First, let’s generate a list of halide chemical systems. The pymatgen Python package includes a JSON file, a copy of which you downloaded earlier, with basic information on chemical elements, including Pauling electronegativity (“X”) if known. Let’s load it as a new MongoDB collection:

import json

db.elements.drop() # If it exists, clear it
with open('data/periodic_table.json') as f:
    for symbol, rest in json.load(f).items():
        doc = {"Symbol": symbol}
        doc.update(rest)
        db.elements.insert_one(doc)

Now, let’s use our new collection to write a generator for halide systems. The chemsys values in our materials collection are sorted alphabetically, i.e. we say “Cu-F” rather than “F-Cu”, so we have to account for that. You are not expected to know the Python syntax for doing this – the point here is to demonstrate how a JSON data source can quickly be ingested by MongoDB and how what you’ve learned so far about query operators can be used effectively to find what we need from the data.

halogens = ["F", "Cl", "Br", "I", "At"]
def halide_systems():
    for halogen in halogens:
        X = db.elements.find_one({"Symbol": halogen})["X"]
        for doc in db.elements.find({"X": {"$lt": X}}):
            yield "-".join(sorted([doc["Symbol"], halogen]))

To demonstrate use of the generator let’s see which systems contain copper:

[s for s in list(halide_systems()) if 'Cu' in s]
['Cu-F', 'Cl-Cu', 'Br-Cu', 'Cu-I', 'At-Cu']

Now, we’re ready for the show. We use the $in query operator to test for membership of a compound’s chemsys in our list of halide systems:

result = db.restaurants.update_many(
    {"chemsys": {"$in": list(halide_systems())}},
    {"$addToSet": {"tags": "halide"}}
)

What’s the damage?

result.matched_count, result.modified_count
(1127, 1127)

It looks like we have 1127 halides in our materials collection.

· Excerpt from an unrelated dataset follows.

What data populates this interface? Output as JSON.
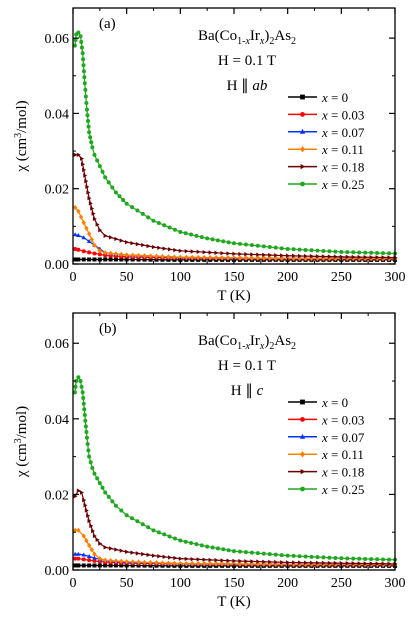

Equivalently,

db.materials.find({"tags": "halide"}).count()
1127

Upsert

What is the result (matched_count and modified_count) of

result = db.materials.update_one(
   {"material_id": "mp-NaN"},
   {"$set": {"elasticity.calculations.source": "Private communication"}}
)

? What does

db.materials.find_one({"material_id": "mp-NaN"})

return? What is the result of

result = db.materials.update_one(
   {"material_id": "mp-NaN"},
   {"$set": {"elasticity.calculations.source": "Private communication"}},
   upsert=True
)

? What does the upsert keyword argument do? Check out other attributes of result.

How’s Your Phase-change Memory?

A chalcogenide is a chemical compound consisting of at least one chalcogen anion (commonly restricted to ‘S’, ‘Se’, or ‘Te’) and at least one more electropositive element. Modify the halide_systems generator we wrote and use update_many() to ensure a “chalcogenide” tag for all binary chalcogenides.